In an affidavit in June 1996, Mr Dunne had stated he was previously owner of 230 preference shares which had been disposed of. He had an indirect liability for capital gains tax on such disposal and as a result of various discussions and advices which he had received in connection with such liability, he was satisfied that the true valuation of the preference shares forming part of the estate was of the order of many millions of pounds.

Mrs Heffernan, in an affidavit, said the disposal by Mr Dunne of his preference shareholding was completed under the terms of a settlement of then extant litigation and occurred long before Ms Therese Dunne's death.

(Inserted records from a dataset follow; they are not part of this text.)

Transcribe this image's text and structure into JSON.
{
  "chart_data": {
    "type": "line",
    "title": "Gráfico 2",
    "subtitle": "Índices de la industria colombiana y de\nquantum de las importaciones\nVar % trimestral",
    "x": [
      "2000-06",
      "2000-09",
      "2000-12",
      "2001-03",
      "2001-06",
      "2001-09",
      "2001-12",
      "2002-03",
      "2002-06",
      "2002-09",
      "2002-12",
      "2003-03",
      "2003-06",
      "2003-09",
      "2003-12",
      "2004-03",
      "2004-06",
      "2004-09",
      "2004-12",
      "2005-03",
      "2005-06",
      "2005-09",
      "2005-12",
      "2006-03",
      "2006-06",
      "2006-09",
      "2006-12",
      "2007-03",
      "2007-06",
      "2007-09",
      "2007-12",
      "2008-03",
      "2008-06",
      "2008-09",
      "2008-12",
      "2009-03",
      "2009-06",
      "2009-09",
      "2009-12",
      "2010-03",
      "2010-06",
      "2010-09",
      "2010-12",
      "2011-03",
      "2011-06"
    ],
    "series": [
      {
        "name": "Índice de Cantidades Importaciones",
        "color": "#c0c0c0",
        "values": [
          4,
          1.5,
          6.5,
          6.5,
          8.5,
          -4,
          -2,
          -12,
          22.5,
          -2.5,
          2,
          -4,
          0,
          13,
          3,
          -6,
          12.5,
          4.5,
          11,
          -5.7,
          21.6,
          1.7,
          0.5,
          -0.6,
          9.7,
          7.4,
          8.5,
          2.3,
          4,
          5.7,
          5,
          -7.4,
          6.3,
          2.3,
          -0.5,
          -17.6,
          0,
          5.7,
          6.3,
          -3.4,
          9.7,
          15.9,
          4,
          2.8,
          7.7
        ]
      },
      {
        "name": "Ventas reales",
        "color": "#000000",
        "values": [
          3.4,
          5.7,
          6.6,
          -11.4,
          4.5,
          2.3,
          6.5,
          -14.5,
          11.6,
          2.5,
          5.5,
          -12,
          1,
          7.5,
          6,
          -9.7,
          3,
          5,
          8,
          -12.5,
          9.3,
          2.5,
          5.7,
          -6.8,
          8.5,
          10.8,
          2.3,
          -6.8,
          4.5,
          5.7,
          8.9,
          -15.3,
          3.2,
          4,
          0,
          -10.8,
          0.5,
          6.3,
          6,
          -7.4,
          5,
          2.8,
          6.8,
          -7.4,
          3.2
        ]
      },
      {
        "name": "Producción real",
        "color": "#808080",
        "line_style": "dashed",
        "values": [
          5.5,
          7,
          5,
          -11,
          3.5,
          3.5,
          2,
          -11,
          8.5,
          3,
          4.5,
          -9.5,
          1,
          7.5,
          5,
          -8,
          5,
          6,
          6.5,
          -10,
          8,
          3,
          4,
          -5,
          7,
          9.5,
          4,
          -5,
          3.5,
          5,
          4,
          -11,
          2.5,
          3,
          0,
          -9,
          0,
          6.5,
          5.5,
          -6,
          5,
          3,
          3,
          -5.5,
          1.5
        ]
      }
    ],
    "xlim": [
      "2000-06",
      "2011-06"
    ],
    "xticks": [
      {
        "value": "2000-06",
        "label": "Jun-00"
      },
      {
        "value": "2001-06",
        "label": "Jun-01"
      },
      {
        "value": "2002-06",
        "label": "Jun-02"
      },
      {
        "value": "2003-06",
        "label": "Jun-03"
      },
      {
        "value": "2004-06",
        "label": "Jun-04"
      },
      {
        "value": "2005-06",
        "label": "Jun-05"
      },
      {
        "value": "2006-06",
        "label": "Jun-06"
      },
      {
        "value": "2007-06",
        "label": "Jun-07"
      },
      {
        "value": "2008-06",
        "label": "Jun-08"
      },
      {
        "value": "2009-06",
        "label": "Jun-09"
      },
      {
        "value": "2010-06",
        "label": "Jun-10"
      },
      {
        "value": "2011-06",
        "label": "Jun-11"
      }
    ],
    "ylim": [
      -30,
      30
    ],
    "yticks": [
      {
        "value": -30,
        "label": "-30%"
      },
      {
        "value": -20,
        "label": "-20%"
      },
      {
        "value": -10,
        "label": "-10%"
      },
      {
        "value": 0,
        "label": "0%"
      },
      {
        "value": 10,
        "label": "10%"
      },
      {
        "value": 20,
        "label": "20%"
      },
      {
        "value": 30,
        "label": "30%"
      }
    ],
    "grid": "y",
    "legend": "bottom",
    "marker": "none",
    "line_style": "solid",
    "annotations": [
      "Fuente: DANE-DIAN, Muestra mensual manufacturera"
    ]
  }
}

The disposal by Mr Dunne of his preference shares was not in any way related to the compulsory disposal by the estate of the preference shares held by Therese Dunne and consequently the valuation of the preference shares by the estate was of no relevance to Mr Dunne, she said.

Mrs Heffernan said that any liability which Mr Dunne may have in respect of his prior disposal of preference shares should be dealt with by him without any reference to the preference shares held by the estate.

No question of valuation of the preference shares arose as the entitlement of the estate in respect of the preference shares was, in accordance with the articles of association of Dunnes Holding Co, limited to receipt of an amount of £265, she added.